Dearest Gentle Reader, if you have a Max subscription, it’s time to stop waiting by the window for Bridgerton Season 4, and get into a new romance series instead! While yes, the next season which is going to star Benedict and the debut of his love interest, Sophie, has officially been in production since fall, considering how long it takes to film a season we’re likely looking at a 2026 premiere date for the Netflix show. In the meantime, I just started getting into the TV adaptation of Like Water For Chocolate, and I absolutely recommend it.

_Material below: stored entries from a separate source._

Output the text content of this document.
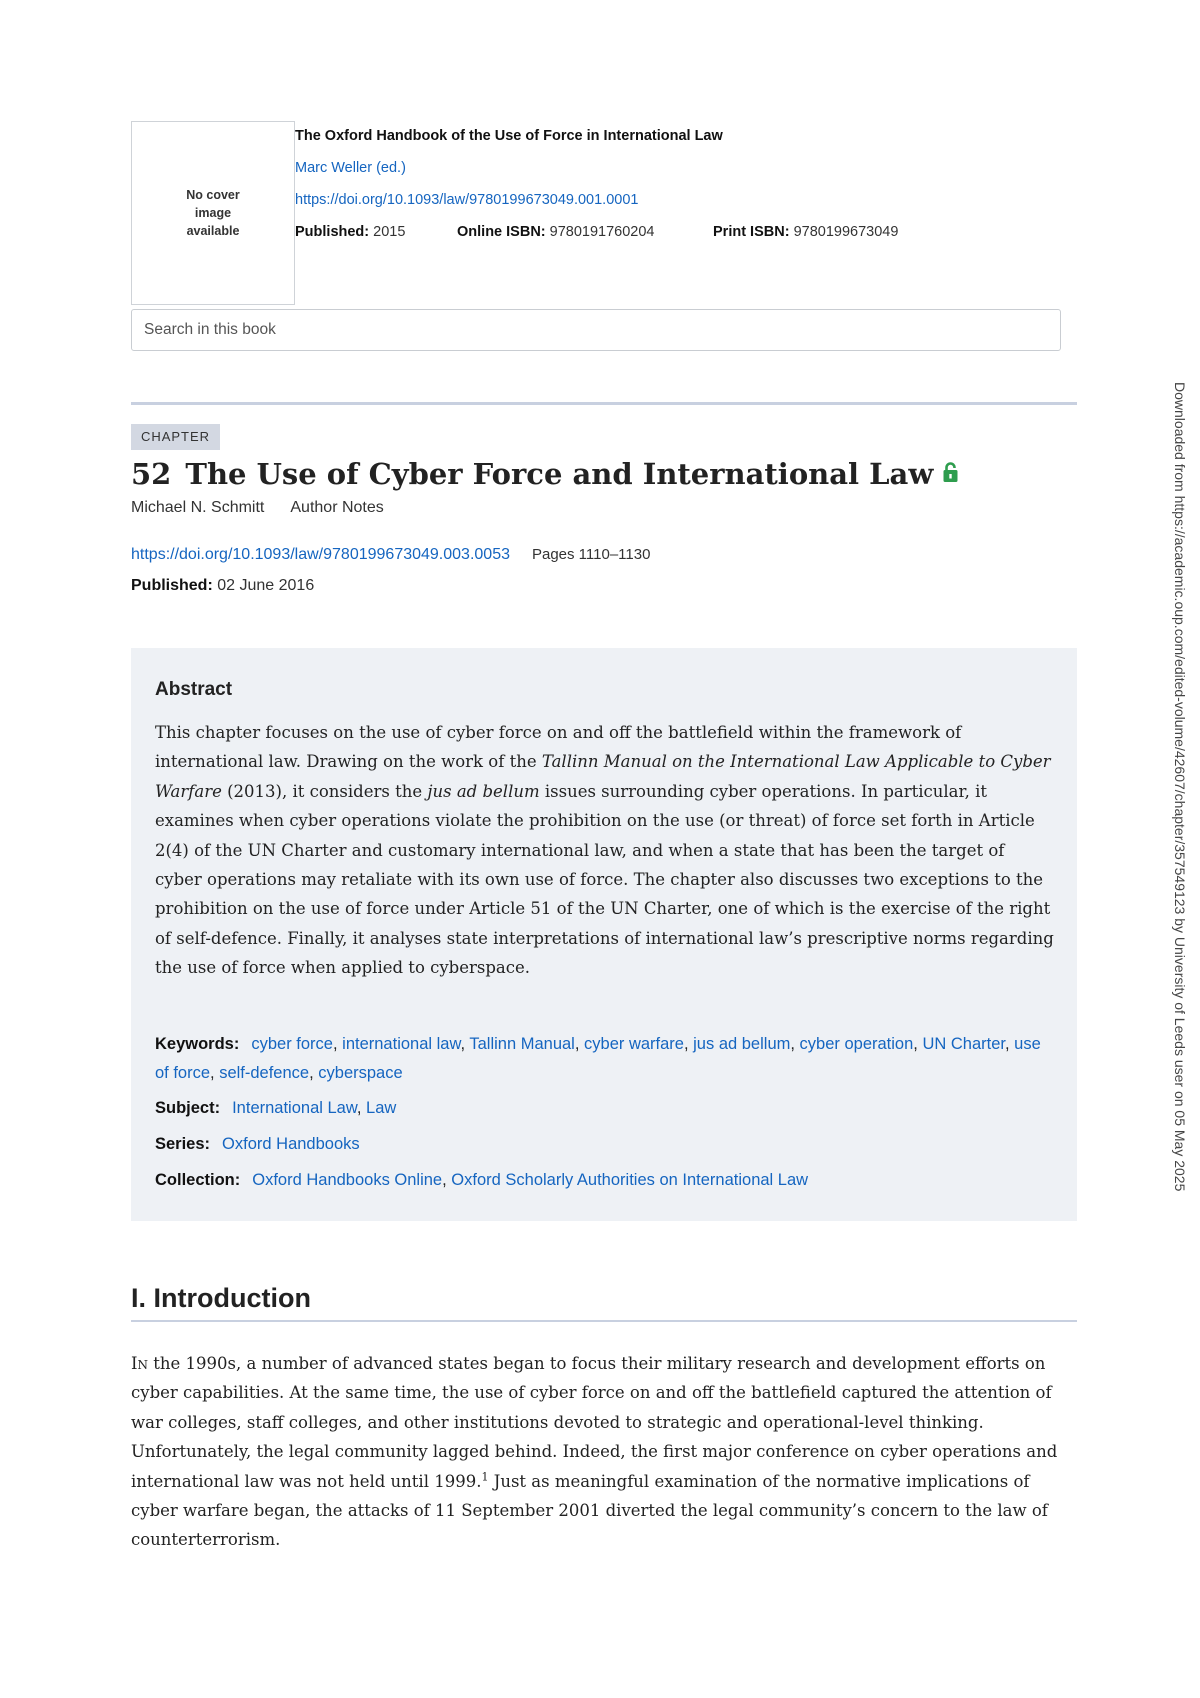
No cover image available
The Oxford Handbook of the Use of Force in International Law
Marc Weller (ed.)
https://doi.org/10.1093/law/9780199673049.001.0001
Published: 2015	Online ISBN: 9780191760204	Print ISBN: 9780199673049
Search in this book
CHAPTER
52 The Use of Cyber Force and International Law
Michael N. Schmitt Author Notes
https://doi.org/10.1093/law/9780199673049.003.0053 Pages 1110–1130
Published: 02 June 2016
Abstract
This chapter focuses on the use of cyber force on and off the battlefield within the framework of international law. Drawing on the work of the Tallinn Manual on the International Law Applicable to Cyber Warfare (2013), it considers the jus ad bellum issues surrounding cyber operations. In particular, it examines when cyber operations violate the prohibition on the use (or threat) of force set forth in Article 2(4) of the UN Charter and customary international law, and when a state that has been the target of cyber operations may retaliate with its own use of force. The chapter also discusses two exceptions to the prohibition on the use of force under Article 51 of the UN Charter, one of which is the exercise of the right of self-defence. Finally, it analyses state interpretations of international law’s prescriptive norms regarding the use of force when applied to cyberspace.
Keywords: cyber force, international law, Tallinn Manual, cyber warfare, jus ad bellum, cyber operation, UN Charter, use of force, self-defence, cyberspace
Subject: International Law, Law
Series: Oxford Handbooks
Collection: Oxford Handbooks Online, Oxford Scholarly Authorities on International Law
I. Introduction
In the 1990s, a number of advanced states began to focus their military research and development efforts on cyber capabilities. At the same time, the use of cyber force on and off the battlefield captured the attention of war colleges, staff colleges, and other institutions devoted to strategic and operational-level thinking. Unfortunately, the legal community lagged behind. Indeed, the first major conference on cyber operations and international law was not held until 1999.$^1$ Just as meaningful examination of the normative implications of cyber warfare began, the attacks of 11 September 2001 diverted the legal community’s concern to the law of counterterrorism.
Downloaded from https://academic.oup.com/edited-volume/42607/chapter/357549123 by University of Leeds user on 05 May 2025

There’ve been other shows like Bridgerton before, but this one hits the mark for how beautifully dramatic and epic the forbidden romance at the center of it is. Let me talk about why you need to tune into the new Max series:
What Is Like Water For Chocolate About?
Like Water For Chocolate is an adaptation of the Mexican novel of the same name by Laura Esquivel (originally Como agua para chocolate) and was previously made into a movie in 1992. The Spanish-language series follows a family of women living during the Mexican Revolution in the early 1900s. The story centers on the domineering and single Mama Elena and her three daughters, Rosaura, Gertrudis and Tita. The youngest daughter, Tita, falls in love with a boy named Pedro as a girl and their bond continues into adulthood, where Pedro decides to ask for Tita’s hand in marriage. However, her mother has another fate for her in store: to have Tita remain unmarried and take care of her until she dies.

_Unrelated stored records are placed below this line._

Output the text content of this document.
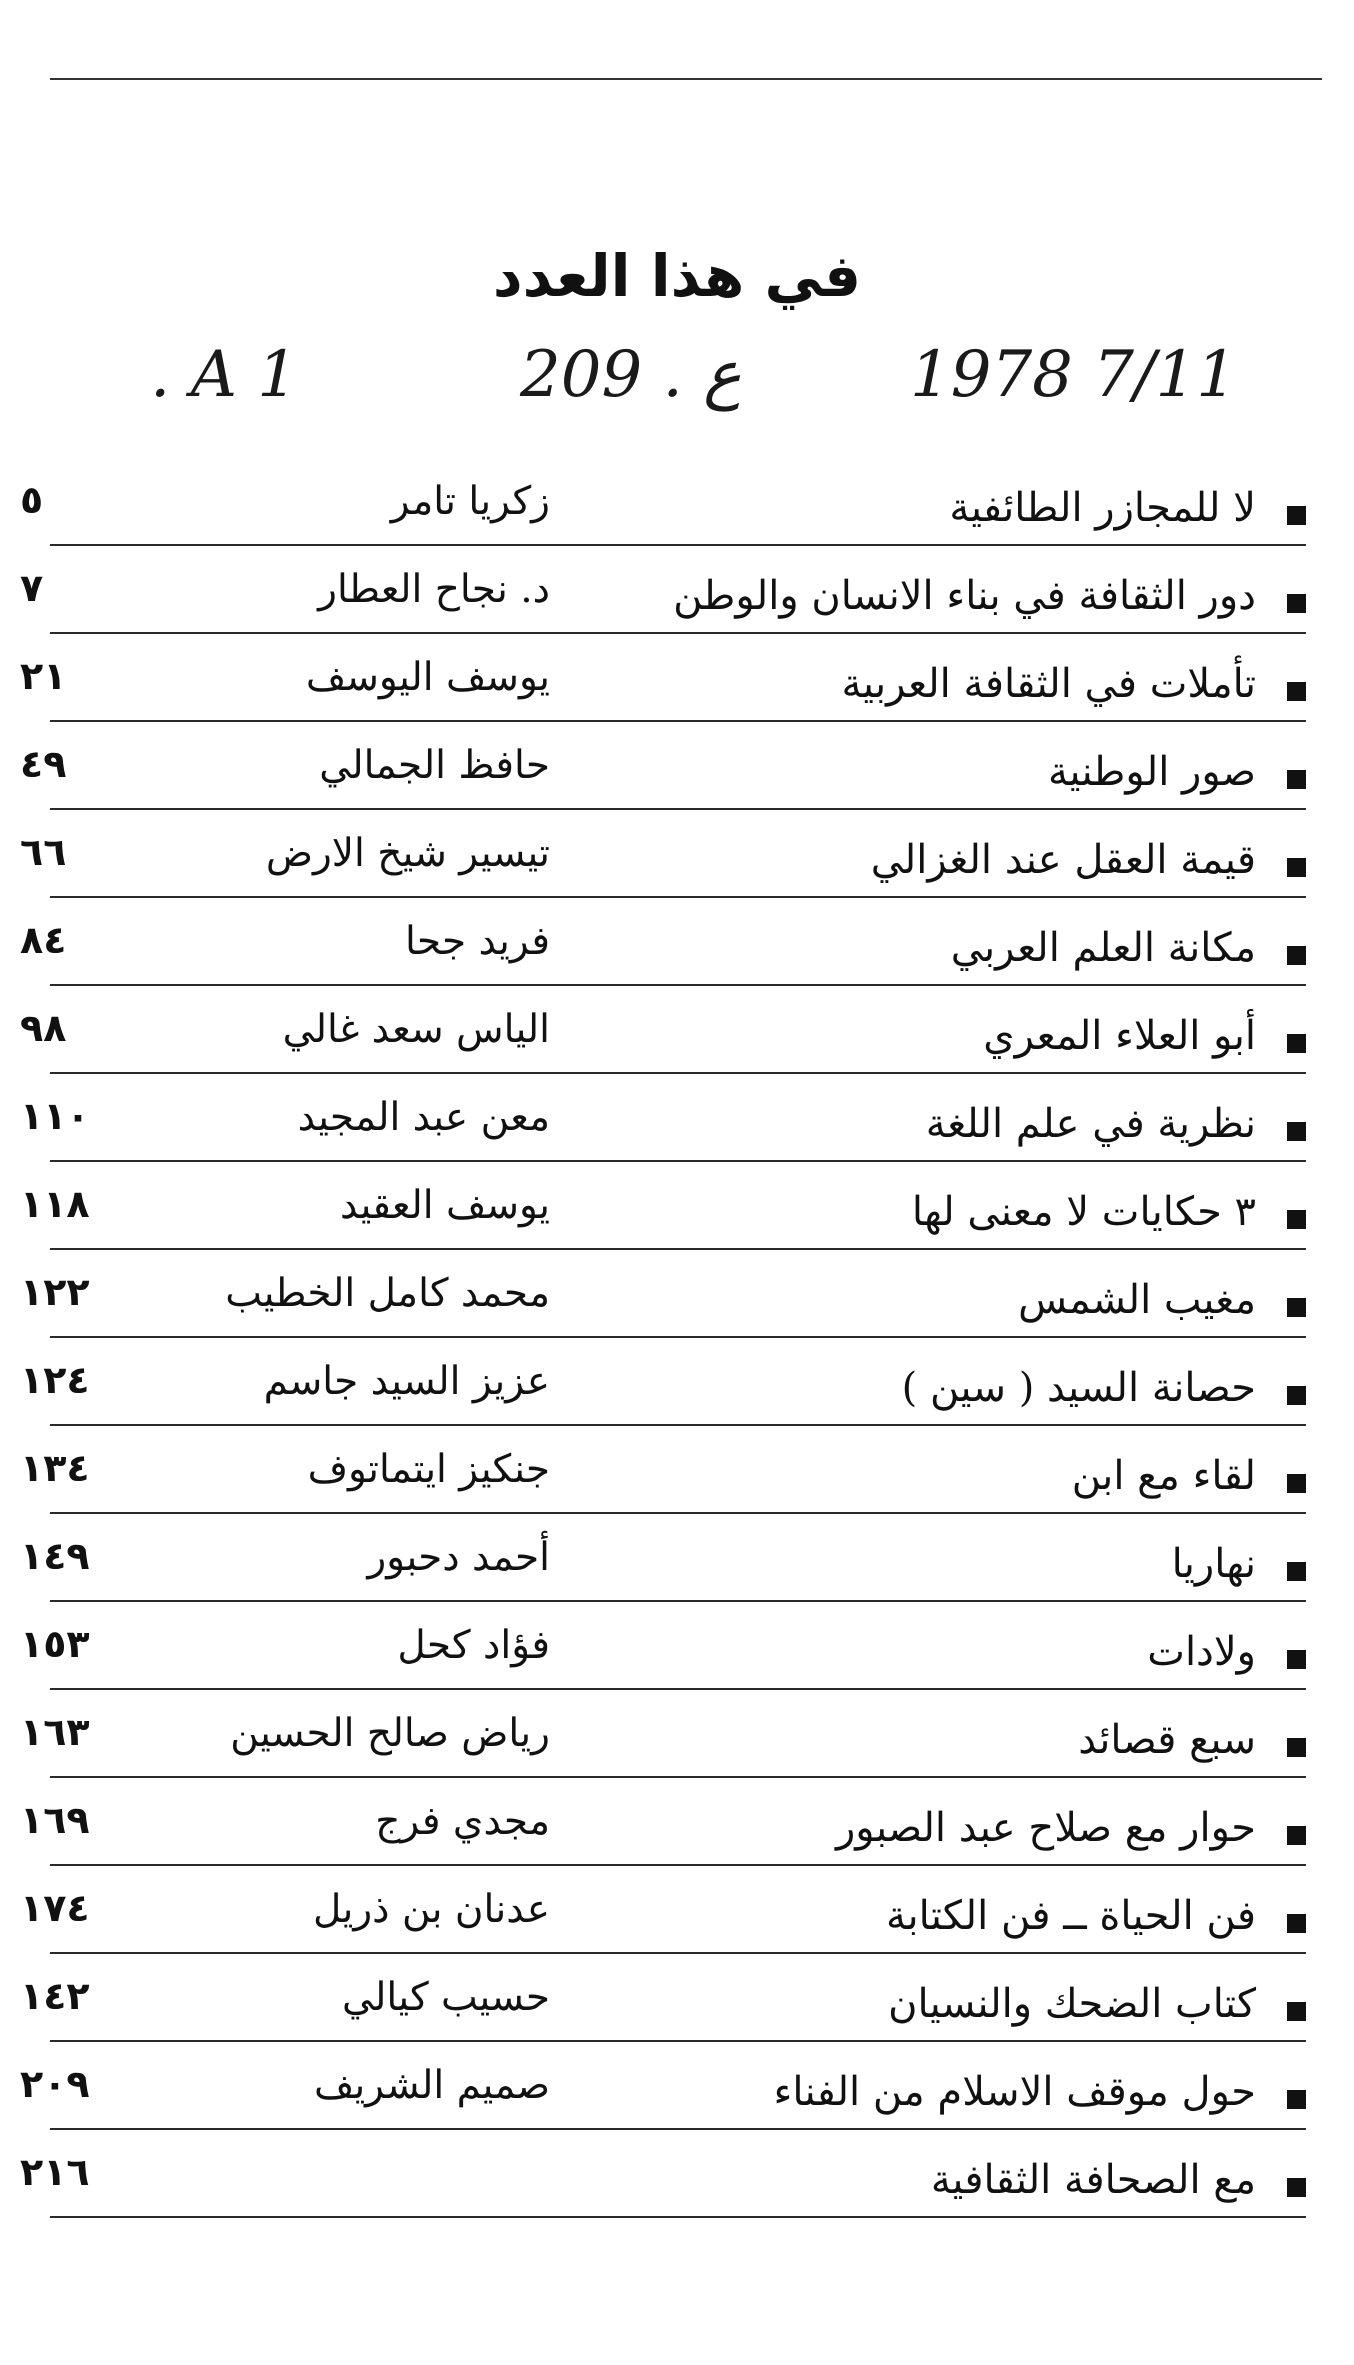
في هذا العدد
. A 1	209 . ع	1978 7/11
لا للمجازر الطائفية
زكريا تامر
٥
دور الثقافة في بناء الانسان والوطن
د. نجاح العطار
٧
تأملات في الثقافة العربية
يوسف اليوسف
٢١
صور الوطنية
حافظ الجمالي
٤٩
قيمة العقل عند الغزالي
تيسير شيخ الارض
٦٦
مكانة العلم العربي
فريد جحا
٨٤
أبو العلاء المعري
الياس سعد غالي
٩٨
نظرية في علم اللغة
معن عبد المجيد
١١٠
٣ حكايات لا معنى لها
يوسف العقيد
١١٨
مغيب الشمس
محمد كامل الخطيب
١٢٢
حصانة السيد ( سين )
عزيز السيد جاسم
١٢٤
لقاء مع ابن
جنكيز ايتماتوف
١٣٤
نهاريا
أحمد دحبور
١٤٩
ولادات
فؤاد كحل
١٥٣
سبع قصائد
رياض صالح الحسين
١٦٣
حوار مع صلاح عبد الصبور
مجدي فرج
١٦٩
فن الحياة ــ فن الكتابة
عدنان بن ذريل
١٧٤
كتاب الضحك والنسيان
حسيب كيالي
١٤٢
حول موقف الاسلام من الفناء
صميم الشريف
٢٠٩
مع الصحافة الثقافية
٢١٦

Why I’m Loving It, And I Think More Bridgerton Fans Will Too
As you can ascertain from the plotline, it’s by no means a carbon copy of Bridgerton; it’s totally it’s own thing. However, like Bridgerton, it takes place in a time when getting married was seen as a business agreement rather than a confession of love, and for some reason it’s always entertaining to me to see how that tension affected young people at that time. The plotline reminds me a tad of my favorite Bridgerton couple from Season 2, Kate and Anthony. Their romance first started when he proposed to her sister Edwina, even though as it turned out he longed for Kate.
As someone who has a sister myself, there’s something just biting about the idea of someone I love being snatched up by my sibling when I have my own feelings about them, and Like Water For Chocolate handles the deep emotions Tita is dealing with so well. Not only does Tita have to watch her lover marry her sister, she is basically being doomed to never find love again, and I’m so invested in how everything will play out in the week-to-week show, which only adds to the tension and yearning filling this show.

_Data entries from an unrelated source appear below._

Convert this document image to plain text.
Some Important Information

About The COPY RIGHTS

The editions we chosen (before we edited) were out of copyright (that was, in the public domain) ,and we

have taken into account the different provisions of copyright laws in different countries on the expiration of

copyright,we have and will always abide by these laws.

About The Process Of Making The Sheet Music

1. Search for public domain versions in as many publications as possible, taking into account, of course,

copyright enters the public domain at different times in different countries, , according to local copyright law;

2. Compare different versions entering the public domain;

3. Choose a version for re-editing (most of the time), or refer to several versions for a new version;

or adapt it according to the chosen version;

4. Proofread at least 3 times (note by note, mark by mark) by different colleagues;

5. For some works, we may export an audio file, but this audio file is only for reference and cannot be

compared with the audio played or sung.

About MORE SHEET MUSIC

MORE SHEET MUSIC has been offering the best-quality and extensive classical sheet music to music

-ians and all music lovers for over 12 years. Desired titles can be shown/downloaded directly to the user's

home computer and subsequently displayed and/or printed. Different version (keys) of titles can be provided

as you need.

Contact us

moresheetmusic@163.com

Like Water For Chocolate Is Also Reminiscent Of Two Another Romance Classics
The series was produced by Salma Hayek, who had a funny text exchange moment with her leading cast when they got the roles, which CinemaBlend learned when speaking to the show’s Tita and Gertrudis (Azul Guaita & Andrea Chaparro). They also told us that they were asked to watch the 2005 Pride & Prejudice because it informed the tone the series was going for. Guaita said she watched the Keira Knightley movie for the first time for her role of Tita and found it to be “like magic”. She also called the movie “a puzzle piece” that informed working on the series for her.